Local artist Michael “Mac” McClanahan is a graduate of the Kansas City Art Institute with graduate studies education from Boston University. Currently the artist lives and works in Kansas City as well as across the country.
This gate-like piece stands 7’ tall. Centered in the middle of the sculpture are two, 21” wide X 40” high, prison-like doors that swing open opposite from one another. Large antique padlocks adorn each door, which can be locked or left open. The piece is shackled to its base around the wheels on which the gate stands.
“My Mind” represents changing situations such as promises made and sometimes broken due to misunderstandings or conflicts in communications. The bars represent the tension between expectations and reality. The gold leaf, as it tarnishes, represents the deterioration of the ideal transitioning to the real. The wheels express the coming and going of situations. The central gates represent a two-way passage of a changing situation, with the participant usually, but not always, going in one way and out the other.

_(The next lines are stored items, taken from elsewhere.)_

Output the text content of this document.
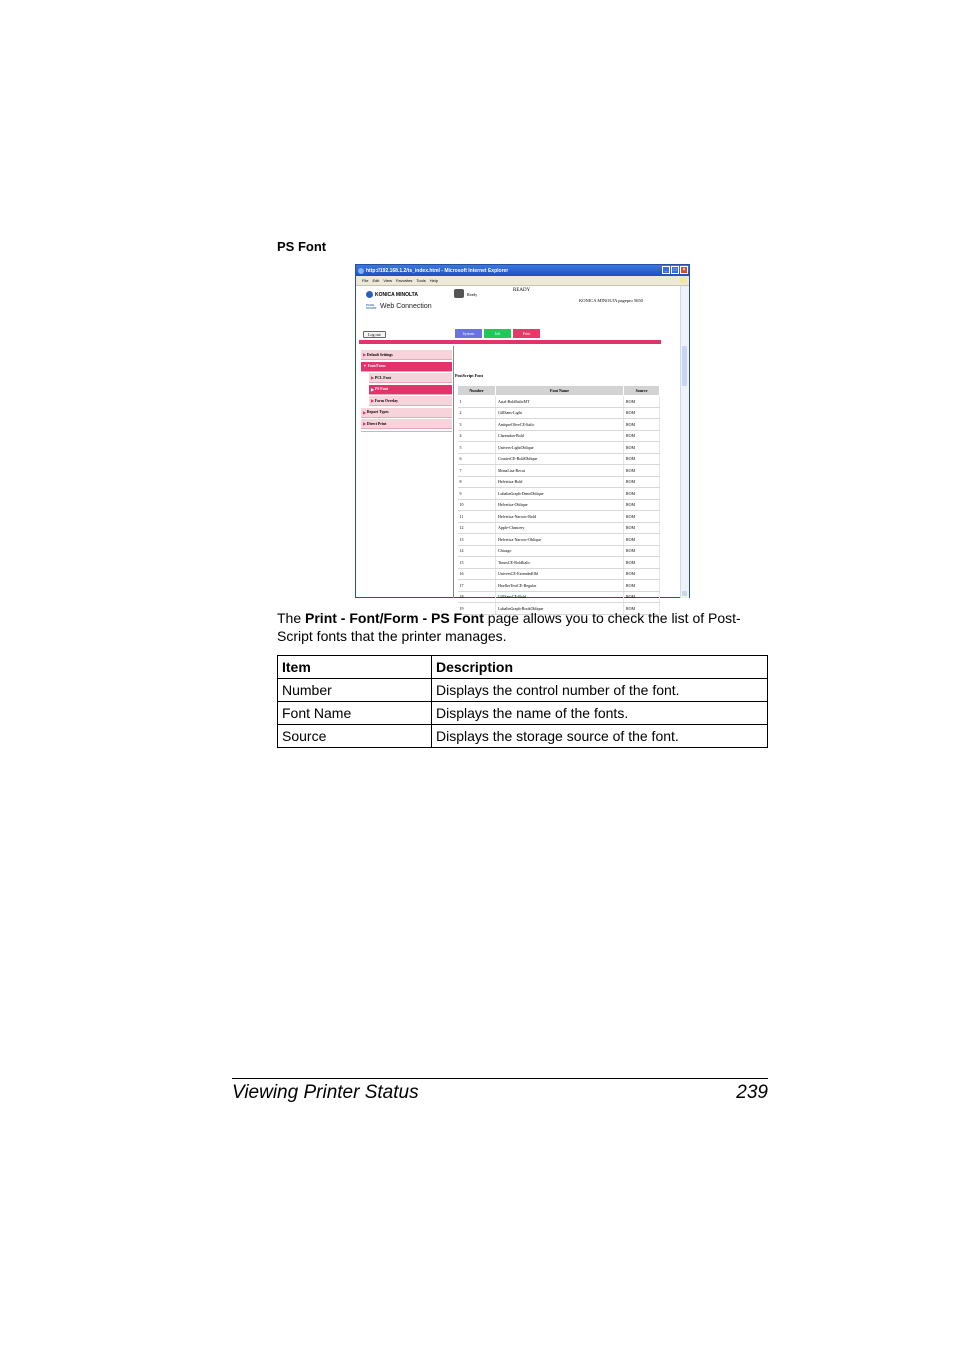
PS Font
http://192.168.1.2/ts_index.html - Microsoft Internet Explorer	_	□	×
File Edit View Favorites Tools Help
KONICA MINOLTA
PAGE SCOPE Web Connection
Ready
READY
KONICA MINOLTA pagepro 5650
Log out	System	Job	Print
▶ Default Settings
▼ Font/Form
▶ PCL Font
▶ PS Font
▶ Form Overlay
▶ Report Types
▶ Direct Print
PostScript Font
Number	Font Name	Source
1	Arial-BoldItalicMT	ROM
2	GillSans-Light	ROM
3	AntiqueOliveCE-Italic	ROM
4	Clarendon-Bold	ROM
5	Univers-LightOblique	ROM
6	CourierCE-BoldOblique	ROM
7	MonaLisa-Recut	ROM
8	Helvetica-Bold	ROM
9	LubalinGraph-DemiOblique	ROM
10	Helvetica-Oblique	ROM
11	Helvetica-Narrow-Bold	ROM
12	Apple-Chancery	ROM
13	Helvetica-Narrow-Oblique	ROM
14	Chicago	ROM
15	TimesCE-BoldItalic	ROM
16	UniversCE-ExtendedObl	ROM
17	HoeflerTextCE-Regular	ROM
18	GillSansCE-Bold	ROM
19	LubalinGraph-BookOblique	ROM
The Print - Font/Form - PS Font page allows you to check the list of Post-Script fonts that the printer manages.
Item	Description
Number	Displays the control number of the font.
Font Name	Displays the name of the fonts.
Source	Displays the storage source of the font.
Viewing Printer Status	239
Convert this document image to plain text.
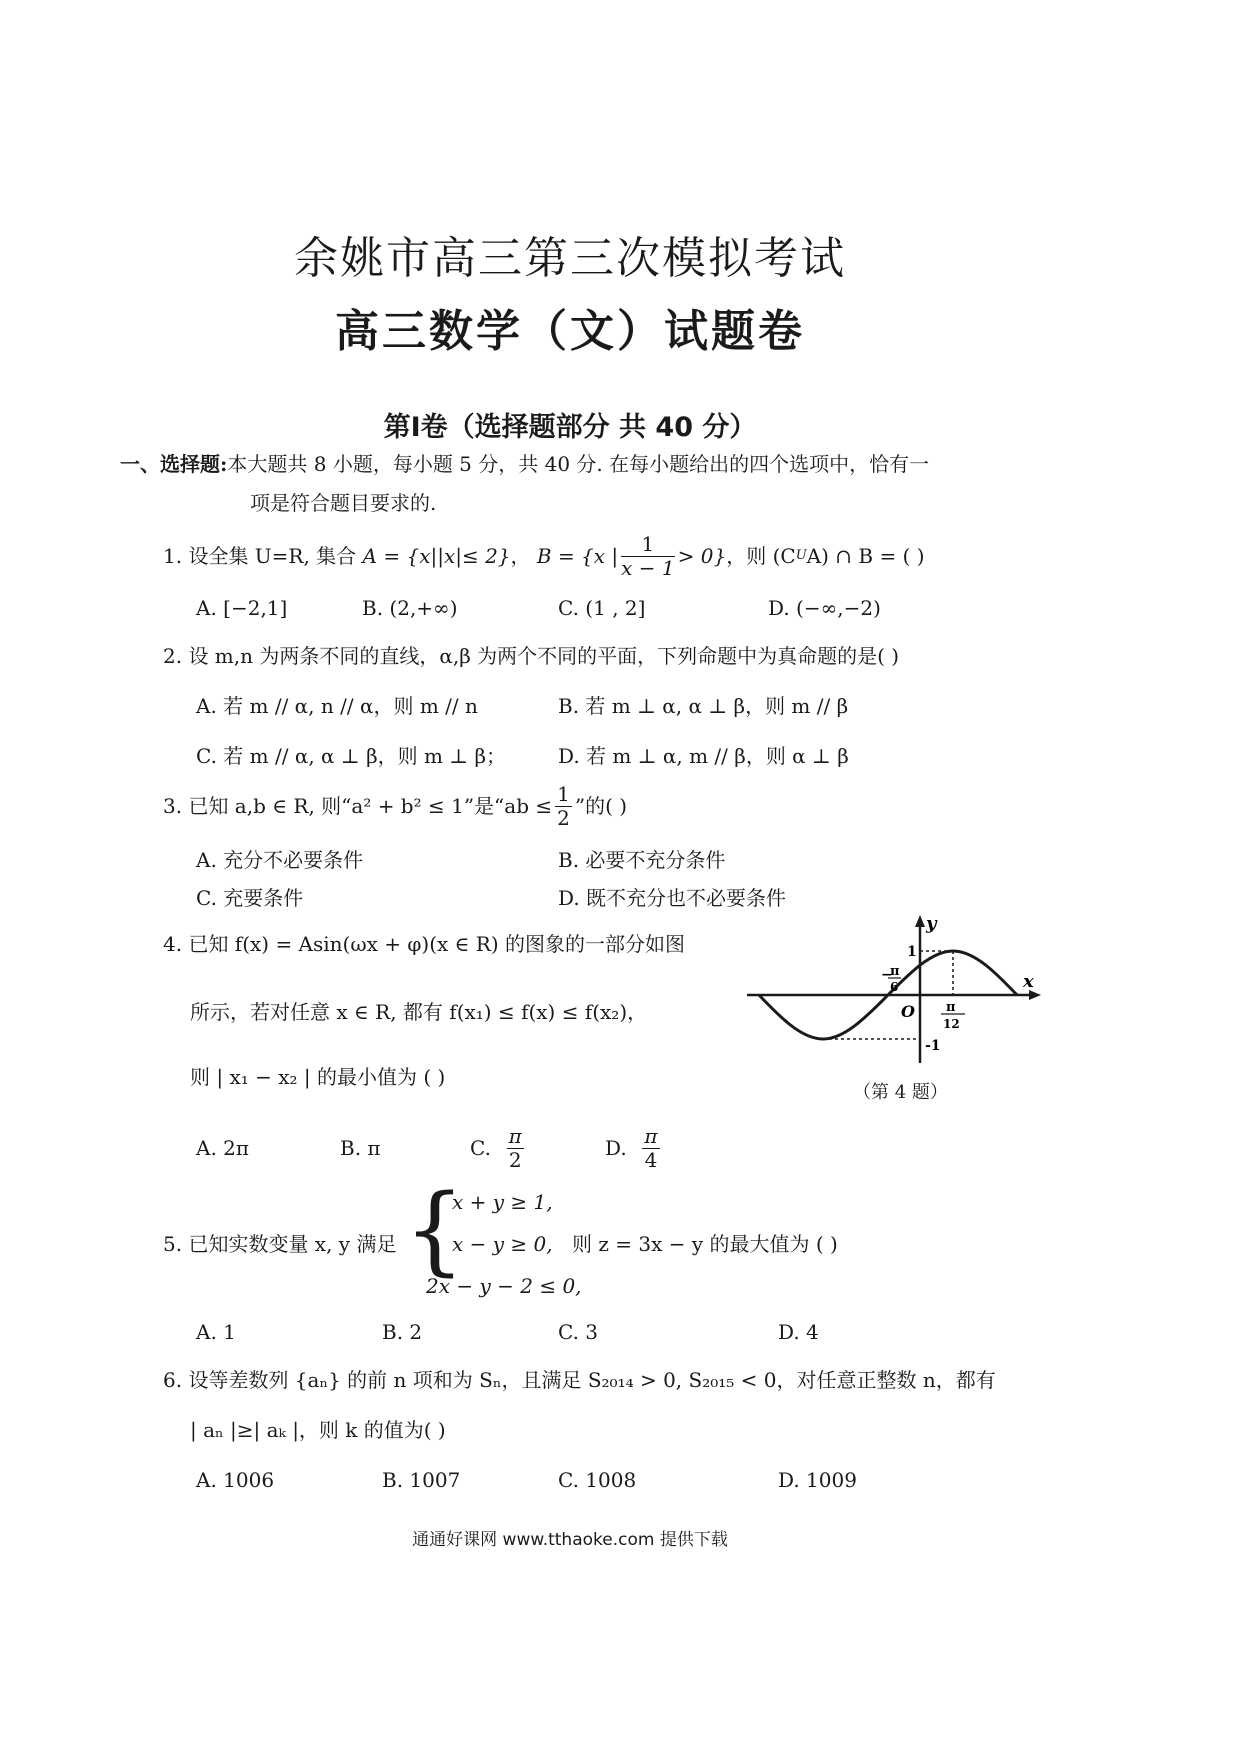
余姚市高三第三次模拟考试
高三数学（文）试题卷
第Ⅰ卷（选择题部分 共 40 分）
一、选择题:本大题共 8 小题，每小题 5 分，共 40 分. 在每小题给出的四个选项中，恰有一
项是符合题目要求的.
1. 设全集 U=R, 集合
A = {x||x|≤ 2} ，
B = {x | $\frac{1}{x - 1} > 0$} ，则 (C U A) ∩ B = ( )
A. [−2,1]	B. (2,+∞)	C. (1 , 2]	D. (−∞,−2)
2. 设 m,n 为两条不同的直线，α,β 为两个不同的平面，下列命题中为真命题的是( )
A. 若 m // α, n // α，则 m // n	B. 若 m ⊥ α, α ⊥ β，则 m // β
C. 若 m // α, α ⊥ β，则 m ⊥ β；	D. 若 m ⊥ α, m // β，则 α ⊥ β
3. 已知 a,b ∈ R, 则“a² + b² ≤ 1”是“ab ≤ $\frac{1}{2}$ ”的( )
A. 充分不必要条件	B. 必要不充分条件
C. 充要条件	D. 既不充分也不必要条件
4. 已知 f(x) = Asin(ωx + φ)(x ∈ R) 的图象的一部分如图
所示，若对任意 x ∈ R, 都有 f(x₁) ≤ f(x) ≤ f(x₂)，
则 | x₁ − x₂ | 的最小值为 ( )
y
x
O
1
-1
−
π
6
π
12
（第 4 题）
A. 2π	B. π	C.
$\frac{\pi}{2}$	D.
$\frac{\pi}{4}$
5. 已知实数变量 x, y 满足 {
x + y ≥ 1,
x − y ≥ 0,
2x − y − 2 ≤ 0,
则 z = 3x − y 的最大值为 ( )
A. 1	B. 2	C. 3	D. 4
6. 设等差数列 {aₙ} 的前 n 项和为 Sₙ，且满足 S₂₀₁₄ > 0, S₂₀₁₅ < 0，对任意正整数 n，都有
| aₙ |≥| aₖ |，则 k 的值为( )
A. 1006	B. 1007	C. 1008	D. 1009
通通好课网 www.tthaoke.com 提供下载
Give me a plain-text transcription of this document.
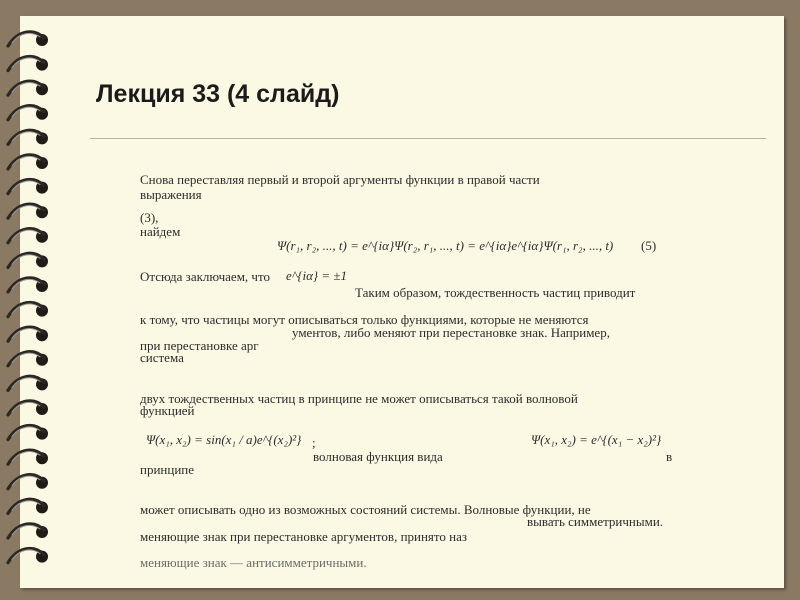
Лекция 33 (4 слайд)
Снова переставляя первый и второй аргументы функции в правой части
выражения
(3),
найдем
Ψ(r₁, r₂, ..., t) = e^{iα}Ψ(r₂, r₁, ..., t) = e^{iα}e^{iα}Ψ(r₁, r₂, ..., t) (5)
Отсюда заключаем, что e^{iα} = ±1
Таким образом, тождественность частиц приводит
к тому, что частицы могут описываться только функциями, которые не меняются
ументов, либо меняют при перестановке знак. Например,
при перестановке арг
система
двух тождественных частиц в принципе не может описываться такой волновой
функцией
Ψ(x₁, x₂) = sin(x₁ / a)e^{(x₂)²} ;	Ψ(x₁, x₂) = e^{(x₁ − x₂)²}
волновая функция вида	в
принципе
может описывать одно из возможных состояний системы. Волновые функции, не
вывать симметричными.
меняющие знак при перестановке аргументов, принято наз
меняющие знак — антисимметричными.
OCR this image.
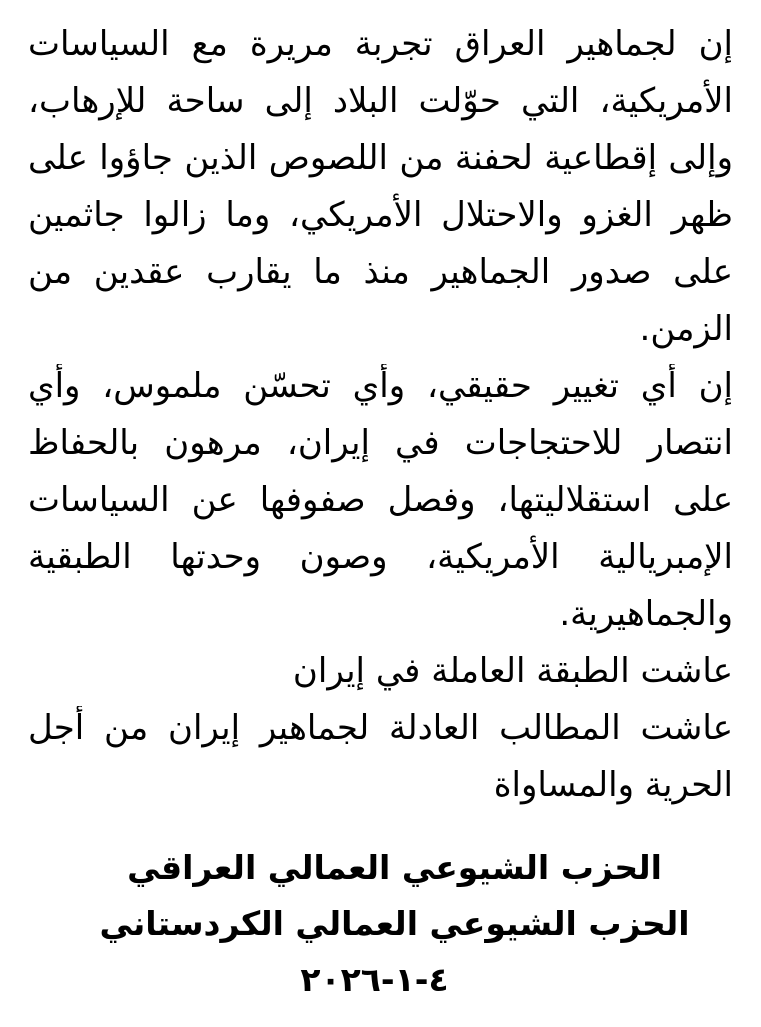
إن لجماهير العراق تجربة مريرة مع السياسات
الأمريكية، التي حوّلت البلاد إلى ساحة للإرهاب،
وإلى إقطاعية لحفنة من اللصوص الذين جاؤوا على
ظهر الغزو والاحتلال الأمريكي، وما زالوا جاثمين
على صدور الجماهير منذ ما يقارب عقدين من
الزمن.
إن أي تغيير حقيقي، وأي تحسّن ملموس، وأي
انتصار للاحتجاجات في إيران، مرهون بالحفاظ
على استقلاليتها، وفصل صفوفها عن السياسات
الإمبريالية الأمريكية، وصون وحدتها الطبقية
والجماهيرية.
عاشت الطبقة العاملة في إيران
عاشت المطالب العادلة لجماهير إيران من أجل
الحرية والمساواة
الحزب الشيوعي العمالي العراقي
الحزب الشيوعي العمالي الكردستاني
٤-١-٢٠٢٦
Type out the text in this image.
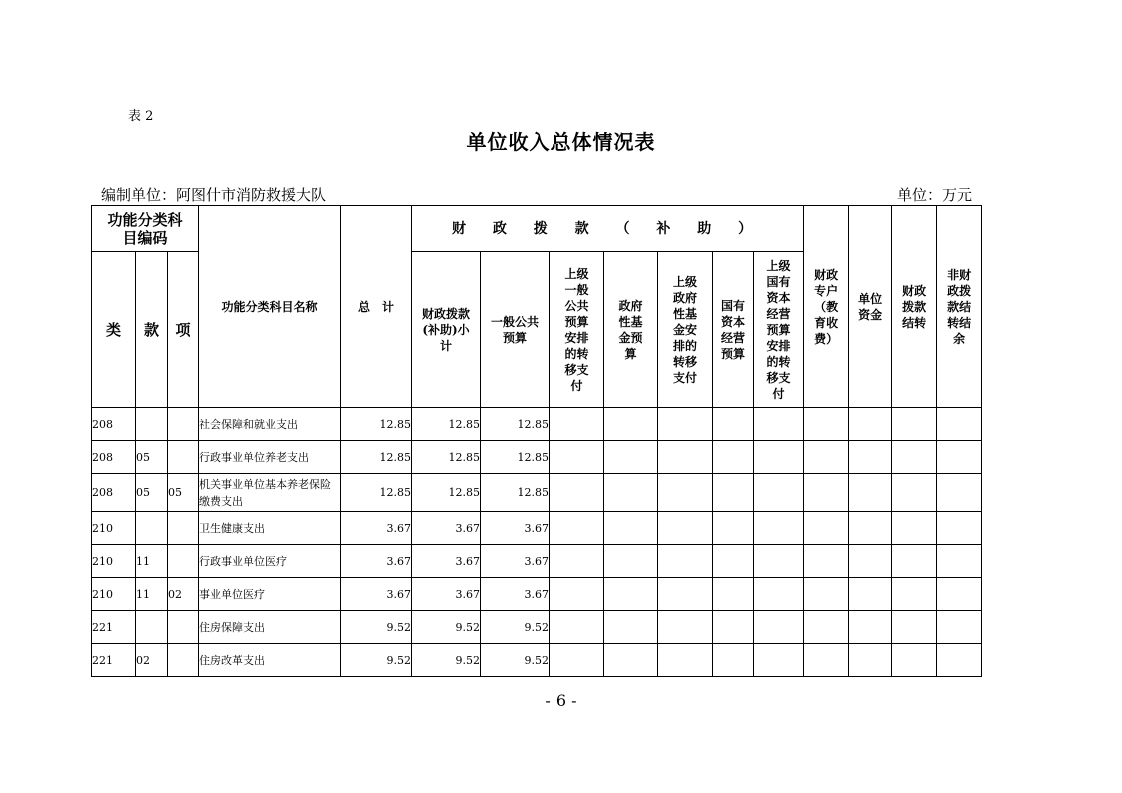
表 2
单位收入总体情况表
编制单位：阿图什市消防救援大队	单位：万元
功能分类科目编码			功能分类科目名称	总　计	财 政 拨 款 （ 补 助 ）							财政专户（教育收费）	单位资金	财政拨款结转	非财政拨款结转结余

类	款	项			财政拨款(补助)小计	一般公共预算	上级一般公共预算安排的转移支付	政府性基金预算	上级政府性基金安排的转移支付	国有资本经营预算	上级国有资本经营预算安排的转移支付				

208			社会保障和就业支出	12.85	12.85	12.85									
208	05		行政事业单位养老支出	12.85	12.85	12.85									
208	05	05	机关事业单位基本养老保险缴费支出	12.85	12.85	12.85									
210			卫生健康支出	3.67	3.67	3.67									
210	11		行政事业单位医疗	3.67	3.67	3.67									
210	11	02	事业单位医疗	3.67	3.67	3.67									
221			住房保障支出	9.52	9.52	9.52									
221	02		住房改革支出	9.52	9.52	9.52									
- 6 -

McClanahan hopes that each viewer will bring his own experience and interpretation to the piece. The original owner saw the piece as the artist’s personal struggle with extreme dyslexia and coping in everyday life. The gates representing the flow of information either trapped between the doors, or at other times with the gates wide open, flowing through them as a free exchange of communications. “My Mind” was created by local artist McClanahan at the request of Bruce Hartman for Johnson County Community College’s “Beyond Bounds Art Auction” in 2005. “Beyond Bounds” is a biennial auction, to raise funds to support gallery exhibitions, artists’ lectures and the Nerman Museum at JCCC. In 2005 one hundred and thirty prominent international, national and regional artists were invited to participate in the “Gold Rush” themed auction. McClanahan considers this model to be among his best works and hopes one day to produce a heroic version of it.
This is the first sculpture privately donated to the City of Leawood’s Public Art Collection, offered as a gift to the City of Leawood by Carol and Todd Haenisch. The APPI selection committee then selected the sculpture according to the terms of APPI policy with the approval of City Council.